4) Tegnell A, Aren C, Öhman L. Coagulase-negative staphylococci and sternal infections after cardiac operation. Ann Thorac Surg 2000;69:1104-9.

5) Rupp ME, Archer GL. Coagulase-negative staphylococci: Pathogens associated with medical proggress. Clin Infect Dis 1994;19:231-43.

6) Serry C, Bleck PC, Javid H, et al. Sternal wound complications: Management and results. J Thorac Cardiovasc Surg 1980;80:861-7.

7) Loop FD, Lytle BW, Cosgrove DM, et al. Sternal wound complications after isolated CABG: Early ad late mortality, morbidity and cost of care. Ann Surg 1990;49:179-87.

8) Yağdı T, Büke AÇ, Tünger A, Hilmioğlu S, Engin Ç, Bilkay Ö. Açık kalp operasyonu sonrası nazokomiyal enfeksiyonlar, etkenleri ve antimikrobiyal duyarlılıkları. İnfeksiyon Dergisi 2000;14:61-3.

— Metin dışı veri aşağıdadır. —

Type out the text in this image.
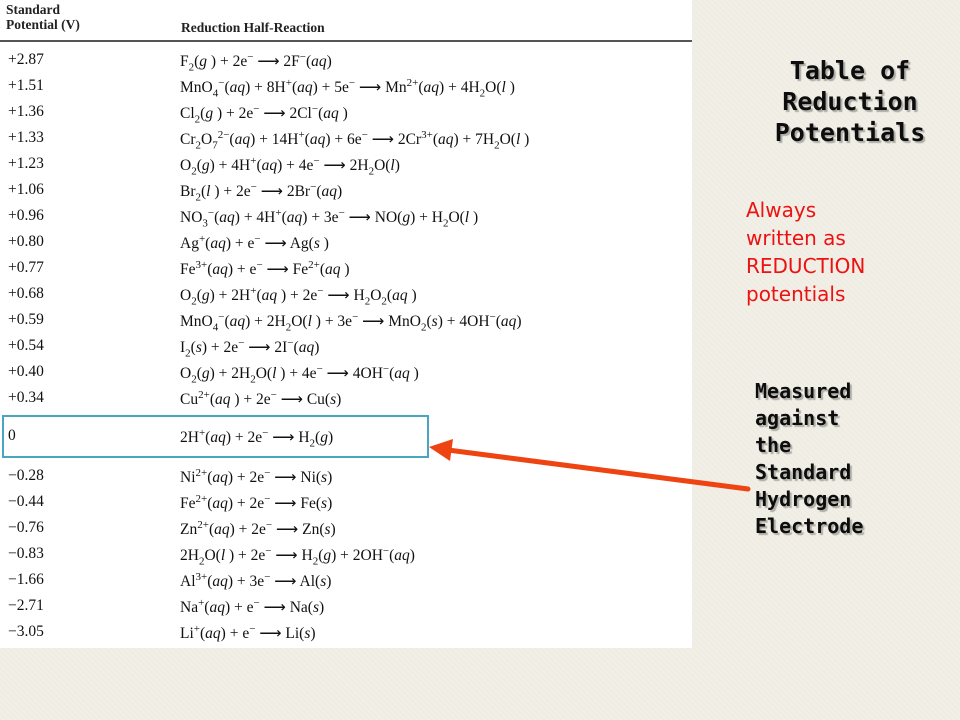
Standard
Potential (V)	Reduction Half-Reaction
+2.87	$F_2(g$ ) + 2e− ⟶ 2F−(aq)
+1.51	MnO$_4$−(aq) + 8H+(aq) + 5e− ⟶ $Mn^{2+}(aq) + 4H_2O(l$ )
+1.36	$Cl_2(g$ ) + 2e− ⟶ 2Cl−(aq )
+1.33	$Cr_2O_7^{2-}(aq) + 14H^+(aq) + 6e^-$ ⟶ $2Cr^{3+}(aq) + 7H_2O(l$ )
+1.23	$O_2(g) + 4H^+(aq) + 4e^-$ ⟶ $2H_2O(l)$
+1.06	$Br_2(l$ ) + 2e− ⟶ 2Br−(aq)
+0.96	$NO_3^-(aq) + 4H^+(aq) + 3e^-$ ⟶ $NO(g) + H_2O(l$ )
+0.80	Ag+(aq) + e− ⟶ Ag(s )
+0.77	$Fe^{3+}(aq) + e^-$ ⟶ $Fe^{2+}(aq$ )
+0.68	$O_2(g) + 2H^+(aq$ ) + 2e− ⟶ $H_2O_2(aq$ )
+0.59	$MnO_4^-(aq) + 2H_2O(l$ ) + 3e− ⟶ MnO$_2$(s) + 4OH−(aq)
+0.54	$I_2(s) + 2e^-$ ⟶ 2I−(aq)
+0.40	$O_2(g) + 2H_2O(l$ ) + 4e− ⟶ 4OH−(aq )
+0.34	$Cu^{2+}(aq$ ) + 2e− ⟶ Cu(s)
0	2H+(aq) + 2e− ⟶ $H_2(g)$
−0.28	$Ni^{2+}(aq) + 2e^-$ ⟶ Ni(s)
−0.44	$Fe^{2+}(aq) + 2e^-$ ⟶ Fe(s)
−0.76	$Zn^{2+}(aq) + 2e^-$ ⟶ Zn(s)
−0.83	$2H_2O(l$ ) + 2e− ⟶ $H_2(g) + 2OH^-(aq)$
−1.66	$Al^{3+}(aq) + 3e^-$ ⟶ Al(s)
−2.71	Na+(aq) + e− ⟶ Na(s)
−3.05	Li+(aq) + e− ⟶ Li(s)
Table of
Reduction
Potentials
Always
written as
REDUCTION
potentials
Measured
against
the
Standard
Hydrogen
Electrode
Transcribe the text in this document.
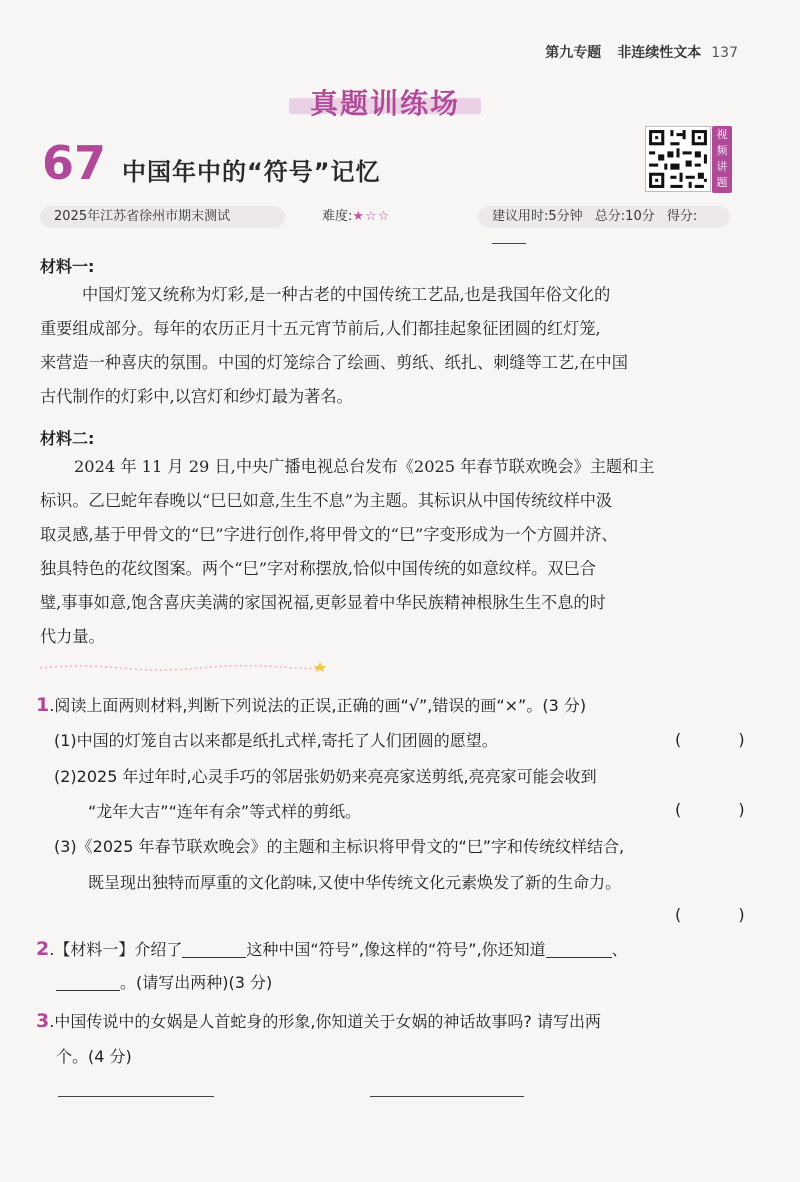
第九专题 非连续性文本 137
真题训练场
67 中国年中的“符号”记忆
视频讲题
2025年江苏省徐州市期末测试	难度:★☆☆	建议用时:5分钟 总分:10分 得分:
材料一:
中国灯笼又统称为灯彩,是一种古老的中国传统工艺品,也是我国年俗文化的
重要组成部分。每年的农历正月十五元宵节前后,人们都挂起象征团圆的红灯笼,
来营造一种喜庆的氛围。中国的灯笼综合了绘画、剪纸、纸扎、刺缝等工艺,在中国
古代制作的灯彩中,以宫灯和纱灯最为著名。
材料二:
2024 年 11 月 29 日,中央广播电视总台发布《2025 年春节联欢晚会》主题和主
标识。乙巳蛇年春晚以“巳巳如意,生生不息”为主题。其标识从中国传统纹样中汲
取灵感,基于甲骨文的“巳”字进行创作,将甲骨文的“巳”字变形成为一个方圆并济、
独具特色的花纹图案。两个“巳”字对称摆放,恰似中国传统的如意纹样。双巳合
璧,事事如意,饱含喜庆美满的家国祝福,更彰显着中华民族精神根脉生生不息的时
代力量。
1.阅读上面两则材料,判断下列说法的正误,正确的画“√”,错误的画“×”。(3 分)
(1)中国的灯笼自古以来都是纸扎式样,寄托了人们团圆的愿望。	( )
(2)2025 年过年时,心灵手巧的邻居张奶奶来亮亮家送剪纸,亮亮家可能会收到
“龙年大吉”“连年有余”等式样的剪纸。	( )
(3)《2025 年春节联欢晚会》的主题和主标识将甲骨文的“巳”字和传统纹样结合,
既呈现出独特而厚重的文化韵味,又使中华传统文化元素焕发了新的生命力。
( )
2.【材料一】介绍了	这种中国“符号”,像这样的“符号”,你还知道	、
。(请写出两种)(3 分)
3.中国传说中的女娲是人首蛇身的形象,你知道关于女娲的神话故事吗? 请写出两
个。(4 分)
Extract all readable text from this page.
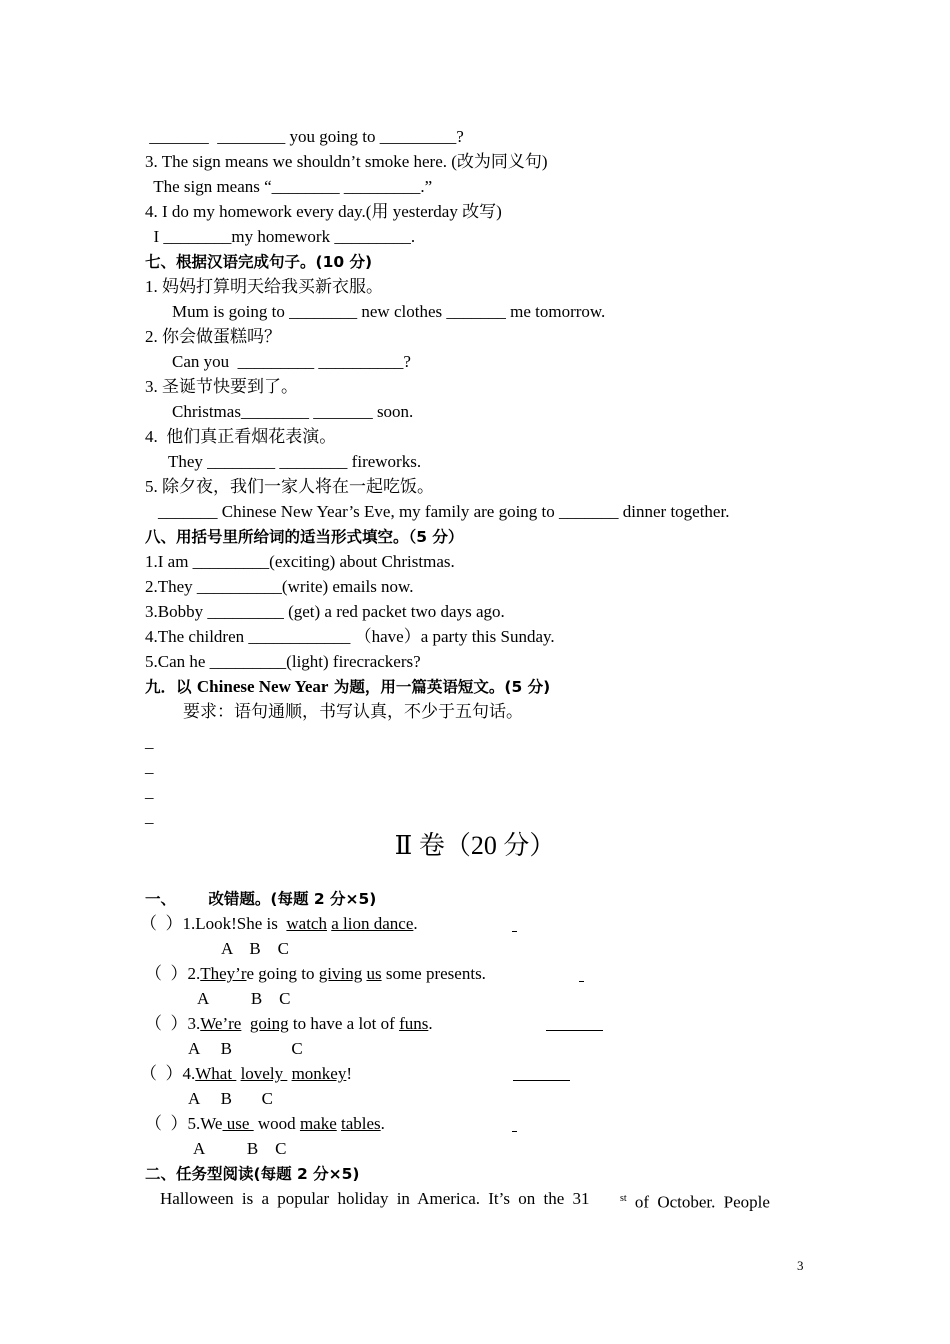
_______  ________ you going to _________?
3. The sign means we shouldn’t smoke here. (改为同义句)
The sign means “________ _________.”
4. I do my homework every day.(用 yesterday 改写)
I ________my homework _________.
七、根据汉语完成句子。(10 分)
1. 妈妈打算明天给我买新衣服。
Mum is going to ________ new clothes _______ me tomorrow.
2. 你会做蛋糕吗？
Can you  _________ __________?
3. 圣诞节快要到了。
Christmas________ _______ soon.
4.  他们真正看烟花表演。
They ________ ________ fireworks.
5. 除夕夜，我们一家人将在一起吃饭。
_______ Chinese New Year’s Eve, my family are going to _______ dinner together.
八、用括号里所给词的适当形式填空。（5 分）
1.I am _________(exciting) about Christmas.
2.They __________(write) emails now.
3.Bobby _________ (get) a red packet two days ago.
4.The children ____________ （have）a party this Sunday.
5.Can he _________(light) firecrackers?
九．以 Chinese New Year 为题，用一篇英语短文。(5 分)
要求：语句通顺，书写认真，不少于五句话。
_
_
_
_
Ⅱ 卷（20 分）
一、      改错题。(每题 2 分×5)
（  ）1.Look!She is  watch a lion dance.
A    B    C
（  ）2.They’re going to giving us some presents.
A          B    C
（  ）3.We’re going to have a lot of funs.
A     B              C
（  ）4.What  lovely  monkey!
A     B       C
（  ）5.We use  wood make tables.
A          B    C
二、任务型阅读(每题 2 分×5)
Halloween is a popular holiday in America. It’s on the 31

	$^{st}$ of October. People
3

9) El Oakley RM, Wright JE. Postoperative mediastinitis: Classification and management. Ann Thorac Surg 1996;61:1030-6.

10) Archer GL, Tenenbaum MJ. Antibiotic-resistant staphylococcus epidermidis in patients undergoing cardiac surgery. Antimicrob Agents Chemother 1980;17:269-72.